Sejak itu, Putri Purbasari tinggal seorang diri di tengah
hutan. Untuk menghibur dirinya, setiap pagi ia
berjalan-jalan di sekitar pondoknya untuk melihat-lihat
pemandangan dan bersenda gurau bersama hewan-
hewan yang ada di sekitarnya. Tak heran, jika dalam
waktu beberapa hari saja, ia sudah mempunyai banyak
teman. Hewan-hewan tersebut sangat baik kepadanya.
Mereka sering membantu sang Putri untuk mencari
buah-buahan di hutan.
Pada suatu hari, ketika sang Putri sedang bersenda
gurau bersama hewan-hewan di sekitar pondoknya,
tiba-tiba ada sepasang mata yang sedang
memerhatikannya tanpa disadarinya. Rupanya, dia
adalah seekor lutung (sejenis kera berbulu hitam).
Beberapa saat kemudian, lutung itu menghampirinya.

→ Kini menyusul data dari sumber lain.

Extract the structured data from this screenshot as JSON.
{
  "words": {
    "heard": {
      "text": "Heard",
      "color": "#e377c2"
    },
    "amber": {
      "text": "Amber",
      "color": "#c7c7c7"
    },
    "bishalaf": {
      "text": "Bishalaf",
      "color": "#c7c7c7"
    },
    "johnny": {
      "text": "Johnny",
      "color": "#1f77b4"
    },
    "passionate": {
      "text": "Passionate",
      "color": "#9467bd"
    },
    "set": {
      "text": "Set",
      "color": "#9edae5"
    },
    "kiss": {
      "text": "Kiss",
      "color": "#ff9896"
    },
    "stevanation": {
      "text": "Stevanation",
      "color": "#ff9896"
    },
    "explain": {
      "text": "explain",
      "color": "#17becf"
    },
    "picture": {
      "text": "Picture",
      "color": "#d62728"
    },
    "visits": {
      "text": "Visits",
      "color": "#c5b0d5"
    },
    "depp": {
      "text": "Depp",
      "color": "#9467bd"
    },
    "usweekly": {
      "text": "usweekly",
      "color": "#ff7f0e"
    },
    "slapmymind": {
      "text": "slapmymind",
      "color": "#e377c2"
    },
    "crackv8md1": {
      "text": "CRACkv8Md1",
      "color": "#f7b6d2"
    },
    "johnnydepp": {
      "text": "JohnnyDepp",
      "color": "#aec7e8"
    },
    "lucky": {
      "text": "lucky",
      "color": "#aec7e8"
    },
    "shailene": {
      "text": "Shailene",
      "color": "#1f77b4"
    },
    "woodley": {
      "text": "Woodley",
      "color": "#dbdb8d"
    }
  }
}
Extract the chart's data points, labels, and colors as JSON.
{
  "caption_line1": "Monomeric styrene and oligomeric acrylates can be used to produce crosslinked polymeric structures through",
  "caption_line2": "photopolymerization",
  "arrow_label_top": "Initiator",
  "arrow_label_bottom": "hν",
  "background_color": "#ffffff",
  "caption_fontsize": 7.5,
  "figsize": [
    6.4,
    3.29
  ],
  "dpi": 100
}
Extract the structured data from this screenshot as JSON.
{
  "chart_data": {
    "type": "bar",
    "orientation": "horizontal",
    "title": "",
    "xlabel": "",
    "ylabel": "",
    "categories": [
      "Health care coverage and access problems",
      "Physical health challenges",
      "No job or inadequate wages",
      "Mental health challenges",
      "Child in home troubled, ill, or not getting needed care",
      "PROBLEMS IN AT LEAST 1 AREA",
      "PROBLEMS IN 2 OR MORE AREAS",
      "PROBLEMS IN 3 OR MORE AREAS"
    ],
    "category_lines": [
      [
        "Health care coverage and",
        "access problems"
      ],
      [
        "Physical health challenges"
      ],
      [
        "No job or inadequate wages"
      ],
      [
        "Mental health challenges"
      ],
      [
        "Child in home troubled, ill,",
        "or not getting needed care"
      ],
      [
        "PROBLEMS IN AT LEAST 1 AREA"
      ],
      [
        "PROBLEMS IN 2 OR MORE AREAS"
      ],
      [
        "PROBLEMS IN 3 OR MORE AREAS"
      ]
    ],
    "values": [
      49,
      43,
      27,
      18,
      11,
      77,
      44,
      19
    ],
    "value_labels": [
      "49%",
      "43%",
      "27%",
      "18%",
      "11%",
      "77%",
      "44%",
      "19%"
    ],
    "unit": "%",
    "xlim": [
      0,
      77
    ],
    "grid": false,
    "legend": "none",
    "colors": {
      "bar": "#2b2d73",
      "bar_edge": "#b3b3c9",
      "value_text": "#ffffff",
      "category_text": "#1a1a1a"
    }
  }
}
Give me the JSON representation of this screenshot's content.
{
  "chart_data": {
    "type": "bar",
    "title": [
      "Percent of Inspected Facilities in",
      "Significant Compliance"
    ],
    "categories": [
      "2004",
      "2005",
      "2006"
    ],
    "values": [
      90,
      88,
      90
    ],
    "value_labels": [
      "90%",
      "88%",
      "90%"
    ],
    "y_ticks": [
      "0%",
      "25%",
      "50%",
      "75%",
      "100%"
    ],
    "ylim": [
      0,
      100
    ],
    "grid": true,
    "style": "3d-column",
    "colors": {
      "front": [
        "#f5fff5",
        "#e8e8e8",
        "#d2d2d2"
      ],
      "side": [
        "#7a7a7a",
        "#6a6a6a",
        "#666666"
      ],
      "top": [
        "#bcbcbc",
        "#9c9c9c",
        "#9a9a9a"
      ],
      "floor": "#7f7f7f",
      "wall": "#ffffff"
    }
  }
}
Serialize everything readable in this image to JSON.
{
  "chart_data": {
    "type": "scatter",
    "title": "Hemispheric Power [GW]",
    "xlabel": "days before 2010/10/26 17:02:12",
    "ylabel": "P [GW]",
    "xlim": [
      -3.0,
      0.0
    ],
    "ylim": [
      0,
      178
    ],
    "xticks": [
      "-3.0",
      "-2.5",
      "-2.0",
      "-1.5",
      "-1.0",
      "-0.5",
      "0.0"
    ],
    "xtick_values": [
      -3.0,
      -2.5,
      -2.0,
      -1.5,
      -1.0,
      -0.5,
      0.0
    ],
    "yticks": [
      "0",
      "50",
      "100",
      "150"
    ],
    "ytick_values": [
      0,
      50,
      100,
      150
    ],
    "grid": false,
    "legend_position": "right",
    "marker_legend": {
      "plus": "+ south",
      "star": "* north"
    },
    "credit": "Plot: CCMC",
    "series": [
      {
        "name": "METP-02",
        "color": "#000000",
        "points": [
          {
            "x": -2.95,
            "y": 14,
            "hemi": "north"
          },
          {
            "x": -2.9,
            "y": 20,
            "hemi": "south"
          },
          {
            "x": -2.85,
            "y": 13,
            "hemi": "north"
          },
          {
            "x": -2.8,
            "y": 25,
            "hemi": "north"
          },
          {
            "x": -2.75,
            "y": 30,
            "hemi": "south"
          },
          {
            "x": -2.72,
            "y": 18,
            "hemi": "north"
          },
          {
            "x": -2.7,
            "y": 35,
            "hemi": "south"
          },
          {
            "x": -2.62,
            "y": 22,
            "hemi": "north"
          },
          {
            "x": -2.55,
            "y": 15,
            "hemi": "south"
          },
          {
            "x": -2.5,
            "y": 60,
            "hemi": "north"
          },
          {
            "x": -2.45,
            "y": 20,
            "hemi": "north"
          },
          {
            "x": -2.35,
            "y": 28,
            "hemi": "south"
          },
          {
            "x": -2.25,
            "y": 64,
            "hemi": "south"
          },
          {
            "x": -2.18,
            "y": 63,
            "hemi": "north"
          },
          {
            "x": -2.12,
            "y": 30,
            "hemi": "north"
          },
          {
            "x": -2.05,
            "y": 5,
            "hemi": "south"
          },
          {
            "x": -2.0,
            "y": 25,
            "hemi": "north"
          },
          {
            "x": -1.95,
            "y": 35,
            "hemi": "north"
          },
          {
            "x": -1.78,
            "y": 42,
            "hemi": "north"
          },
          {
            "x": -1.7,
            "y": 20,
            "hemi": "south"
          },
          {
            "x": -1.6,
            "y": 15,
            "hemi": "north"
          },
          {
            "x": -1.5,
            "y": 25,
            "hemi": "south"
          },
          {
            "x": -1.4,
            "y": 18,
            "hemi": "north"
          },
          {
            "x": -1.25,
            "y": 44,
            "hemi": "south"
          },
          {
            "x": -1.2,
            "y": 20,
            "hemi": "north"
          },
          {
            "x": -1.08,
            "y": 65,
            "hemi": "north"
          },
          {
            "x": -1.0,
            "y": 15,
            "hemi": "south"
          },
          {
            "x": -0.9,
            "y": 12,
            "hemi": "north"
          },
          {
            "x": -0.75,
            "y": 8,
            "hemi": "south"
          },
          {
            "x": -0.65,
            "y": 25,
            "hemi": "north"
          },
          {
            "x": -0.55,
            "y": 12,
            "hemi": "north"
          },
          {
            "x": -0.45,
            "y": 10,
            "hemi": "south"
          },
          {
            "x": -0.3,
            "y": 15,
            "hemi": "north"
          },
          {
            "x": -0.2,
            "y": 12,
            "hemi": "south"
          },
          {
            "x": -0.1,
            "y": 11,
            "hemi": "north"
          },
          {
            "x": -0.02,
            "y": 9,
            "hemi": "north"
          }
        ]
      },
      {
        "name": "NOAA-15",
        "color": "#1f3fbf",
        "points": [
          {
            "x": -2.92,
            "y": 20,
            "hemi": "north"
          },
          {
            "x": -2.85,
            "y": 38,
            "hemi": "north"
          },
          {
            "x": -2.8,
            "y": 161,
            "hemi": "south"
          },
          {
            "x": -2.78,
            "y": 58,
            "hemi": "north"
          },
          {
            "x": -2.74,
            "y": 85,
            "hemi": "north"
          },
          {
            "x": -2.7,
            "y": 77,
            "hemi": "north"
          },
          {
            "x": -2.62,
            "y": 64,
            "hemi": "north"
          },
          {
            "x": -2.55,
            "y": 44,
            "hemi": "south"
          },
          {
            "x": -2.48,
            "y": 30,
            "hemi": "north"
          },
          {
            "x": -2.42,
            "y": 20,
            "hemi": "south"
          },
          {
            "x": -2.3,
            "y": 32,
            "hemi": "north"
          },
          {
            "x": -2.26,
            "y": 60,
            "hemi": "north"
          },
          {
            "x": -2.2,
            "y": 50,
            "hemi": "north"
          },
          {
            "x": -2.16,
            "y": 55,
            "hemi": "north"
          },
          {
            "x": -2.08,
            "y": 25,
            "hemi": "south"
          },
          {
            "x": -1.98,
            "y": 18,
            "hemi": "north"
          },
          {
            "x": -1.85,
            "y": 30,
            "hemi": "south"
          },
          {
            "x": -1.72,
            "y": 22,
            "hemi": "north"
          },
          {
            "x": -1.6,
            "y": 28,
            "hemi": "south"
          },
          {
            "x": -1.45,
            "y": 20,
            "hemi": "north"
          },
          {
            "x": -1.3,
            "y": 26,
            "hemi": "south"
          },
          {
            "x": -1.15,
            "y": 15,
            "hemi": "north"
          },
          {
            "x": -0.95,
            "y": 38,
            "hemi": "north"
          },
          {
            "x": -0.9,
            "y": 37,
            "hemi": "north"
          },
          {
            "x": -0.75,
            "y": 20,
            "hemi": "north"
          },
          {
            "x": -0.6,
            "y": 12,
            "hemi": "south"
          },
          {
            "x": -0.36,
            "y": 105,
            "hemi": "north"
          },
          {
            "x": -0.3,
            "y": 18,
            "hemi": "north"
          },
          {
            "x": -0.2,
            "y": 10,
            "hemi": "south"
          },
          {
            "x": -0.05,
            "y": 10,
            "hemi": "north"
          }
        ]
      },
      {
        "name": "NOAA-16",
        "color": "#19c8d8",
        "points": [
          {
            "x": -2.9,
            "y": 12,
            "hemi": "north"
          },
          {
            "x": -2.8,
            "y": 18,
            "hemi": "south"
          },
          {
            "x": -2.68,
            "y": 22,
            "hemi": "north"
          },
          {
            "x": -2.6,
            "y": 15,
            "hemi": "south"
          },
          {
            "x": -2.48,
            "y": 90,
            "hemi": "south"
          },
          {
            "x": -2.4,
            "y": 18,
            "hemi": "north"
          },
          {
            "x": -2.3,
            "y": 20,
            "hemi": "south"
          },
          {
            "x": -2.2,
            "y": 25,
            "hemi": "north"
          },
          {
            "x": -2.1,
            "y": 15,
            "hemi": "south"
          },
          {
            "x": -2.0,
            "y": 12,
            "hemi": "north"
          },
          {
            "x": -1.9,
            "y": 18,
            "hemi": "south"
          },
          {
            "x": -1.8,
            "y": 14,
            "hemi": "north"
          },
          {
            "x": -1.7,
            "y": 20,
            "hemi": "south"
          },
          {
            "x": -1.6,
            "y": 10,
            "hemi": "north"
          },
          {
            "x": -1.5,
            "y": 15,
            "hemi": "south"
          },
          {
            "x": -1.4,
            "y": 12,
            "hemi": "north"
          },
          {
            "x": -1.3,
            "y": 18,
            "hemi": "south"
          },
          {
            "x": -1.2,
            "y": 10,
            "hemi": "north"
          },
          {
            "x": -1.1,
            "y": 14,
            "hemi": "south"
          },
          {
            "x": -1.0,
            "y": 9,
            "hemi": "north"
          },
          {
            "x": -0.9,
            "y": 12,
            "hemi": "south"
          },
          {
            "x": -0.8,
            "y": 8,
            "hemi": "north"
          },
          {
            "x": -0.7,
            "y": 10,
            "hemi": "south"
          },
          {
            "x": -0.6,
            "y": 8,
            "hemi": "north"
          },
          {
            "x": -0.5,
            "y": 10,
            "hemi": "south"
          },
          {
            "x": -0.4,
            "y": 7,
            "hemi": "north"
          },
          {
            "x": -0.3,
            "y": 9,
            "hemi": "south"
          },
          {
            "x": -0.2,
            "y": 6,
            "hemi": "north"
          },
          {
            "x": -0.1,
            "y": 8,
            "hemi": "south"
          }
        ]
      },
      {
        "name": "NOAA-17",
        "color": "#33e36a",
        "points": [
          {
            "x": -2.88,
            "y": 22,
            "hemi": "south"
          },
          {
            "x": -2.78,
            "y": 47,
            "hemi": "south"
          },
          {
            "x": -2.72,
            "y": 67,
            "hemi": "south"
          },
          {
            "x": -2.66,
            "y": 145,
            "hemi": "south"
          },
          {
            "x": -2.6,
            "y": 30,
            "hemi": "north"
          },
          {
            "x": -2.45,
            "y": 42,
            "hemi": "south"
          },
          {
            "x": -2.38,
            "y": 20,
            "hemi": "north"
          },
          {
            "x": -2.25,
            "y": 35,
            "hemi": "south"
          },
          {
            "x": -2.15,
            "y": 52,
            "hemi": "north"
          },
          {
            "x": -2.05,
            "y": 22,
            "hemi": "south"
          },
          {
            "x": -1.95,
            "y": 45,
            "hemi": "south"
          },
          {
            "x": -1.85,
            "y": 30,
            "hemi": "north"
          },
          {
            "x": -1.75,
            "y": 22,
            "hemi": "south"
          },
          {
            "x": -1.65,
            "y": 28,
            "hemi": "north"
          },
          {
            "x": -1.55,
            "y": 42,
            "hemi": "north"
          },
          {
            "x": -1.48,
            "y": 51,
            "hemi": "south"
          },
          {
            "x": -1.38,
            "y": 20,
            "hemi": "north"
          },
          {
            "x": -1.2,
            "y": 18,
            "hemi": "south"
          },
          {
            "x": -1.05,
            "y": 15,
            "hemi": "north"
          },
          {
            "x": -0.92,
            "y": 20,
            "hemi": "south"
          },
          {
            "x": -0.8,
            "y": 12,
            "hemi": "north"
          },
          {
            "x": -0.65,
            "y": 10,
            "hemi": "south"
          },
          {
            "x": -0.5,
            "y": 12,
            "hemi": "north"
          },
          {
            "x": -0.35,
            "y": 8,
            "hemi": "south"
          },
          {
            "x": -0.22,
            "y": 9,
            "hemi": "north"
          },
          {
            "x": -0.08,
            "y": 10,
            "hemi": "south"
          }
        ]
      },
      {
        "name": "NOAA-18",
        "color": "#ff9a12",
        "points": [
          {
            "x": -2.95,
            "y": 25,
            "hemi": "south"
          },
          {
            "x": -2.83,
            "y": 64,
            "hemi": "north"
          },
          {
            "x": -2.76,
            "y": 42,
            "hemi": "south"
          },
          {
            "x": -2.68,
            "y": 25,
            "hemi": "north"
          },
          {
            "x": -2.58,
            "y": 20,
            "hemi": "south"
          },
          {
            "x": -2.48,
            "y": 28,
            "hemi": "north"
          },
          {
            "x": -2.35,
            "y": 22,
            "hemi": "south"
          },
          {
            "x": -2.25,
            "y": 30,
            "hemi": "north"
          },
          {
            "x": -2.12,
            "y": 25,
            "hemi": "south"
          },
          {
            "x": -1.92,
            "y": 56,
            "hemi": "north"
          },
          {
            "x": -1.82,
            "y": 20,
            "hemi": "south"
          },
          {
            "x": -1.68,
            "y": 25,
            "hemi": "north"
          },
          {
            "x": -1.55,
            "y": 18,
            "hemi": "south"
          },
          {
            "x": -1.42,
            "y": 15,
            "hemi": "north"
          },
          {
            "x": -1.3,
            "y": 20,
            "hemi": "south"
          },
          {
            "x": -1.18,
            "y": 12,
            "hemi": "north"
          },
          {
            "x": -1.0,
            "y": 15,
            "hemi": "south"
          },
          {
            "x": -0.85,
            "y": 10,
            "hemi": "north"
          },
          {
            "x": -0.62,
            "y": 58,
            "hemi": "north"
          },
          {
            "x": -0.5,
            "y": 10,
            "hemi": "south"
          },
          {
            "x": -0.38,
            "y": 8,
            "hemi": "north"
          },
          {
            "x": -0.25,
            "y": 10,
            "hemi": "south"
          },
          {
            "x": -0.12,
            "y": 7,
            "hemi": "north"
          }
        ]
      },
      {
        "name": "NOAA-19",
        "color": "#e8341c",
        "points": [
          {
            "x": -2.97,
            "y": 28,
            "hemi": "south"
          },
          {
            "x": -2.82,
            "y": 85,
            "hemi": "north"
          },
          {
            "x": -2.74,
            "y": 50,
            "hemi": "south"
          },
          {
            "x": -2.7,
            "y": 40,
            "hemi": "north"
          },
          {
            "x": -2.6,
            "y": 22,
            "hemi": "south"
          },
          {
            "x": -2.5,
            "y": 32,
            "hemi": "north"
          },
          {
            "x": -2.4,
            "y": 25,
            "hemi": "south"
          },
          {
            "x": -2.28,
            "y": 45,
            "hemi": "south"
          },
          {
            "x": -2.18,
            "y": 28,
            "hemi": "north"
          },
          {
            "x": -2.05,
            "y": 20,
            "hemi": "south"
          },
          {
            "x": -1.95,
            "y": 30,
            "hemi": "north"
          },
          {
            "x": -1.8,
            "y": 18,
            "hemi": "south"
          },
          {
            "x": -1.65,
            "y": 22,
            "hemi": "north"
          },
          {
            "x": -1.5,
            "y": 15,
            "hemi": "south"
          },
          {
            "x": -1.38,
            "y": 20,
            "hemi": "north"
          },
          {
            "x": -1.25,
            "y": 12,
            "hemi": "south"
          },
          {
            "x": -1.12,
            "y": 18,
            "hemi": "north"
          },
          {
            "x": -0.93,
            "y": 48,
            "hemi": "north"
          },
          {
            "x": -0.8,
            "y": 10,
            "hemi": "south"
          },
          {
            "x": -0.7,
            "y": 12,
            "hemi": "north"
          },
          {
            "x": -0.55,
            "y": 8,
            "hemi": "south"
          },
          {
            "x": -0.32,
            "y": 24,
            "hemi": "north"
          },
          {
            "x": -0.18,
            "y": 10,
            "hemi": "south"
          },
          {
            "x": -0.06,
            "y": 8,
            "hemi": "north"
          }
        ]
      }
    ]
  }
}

Alangkah terkejutnya sang Putri ketika melihat lutung
yang berwajah seram itu tiba-tiba berdiri di depannya.
“Ampun, Lutung! Tolong jangan ganggu aku!” teriak
Putri Purbasari dengan ketakutan.
“Jangan takut, Tuan Putri! Aku tidak akan
mengganggumu,” jawab Lutung itu.
Putri Purbasari pun tersentak kaget, karena lutung itu
dapat berbicara seperti manusia.
“Hai, kamu siapa dan dari mana asalmu?” tanya Putri
Purbasari.
“Aku Guruminda, putra Sunan Ambu dari Kahyangan.
Aku telah melakukan kesalahan, sehingga dibuang ke
bumi dengan bentuk seperti ini, dan kesasar di tengah
hutan ini,” jelas si Lutung.
Mendengar jawaban itu, hati sang Putri pun menjadi
tenang. Tanpa banyak tanya, ia tersenyum seraya
memperkenalkan diri dan menceritakan asal-usulnya.
Karena merasa senasib, yaitu sama-sama terbuang di
hutan itu, akhirnya mereka pun berteman. Sejak itu,
Purbasari memanggil si lutung dengan panggilan
Lutung Kasarung, yang artinya Lutung yang kesasar.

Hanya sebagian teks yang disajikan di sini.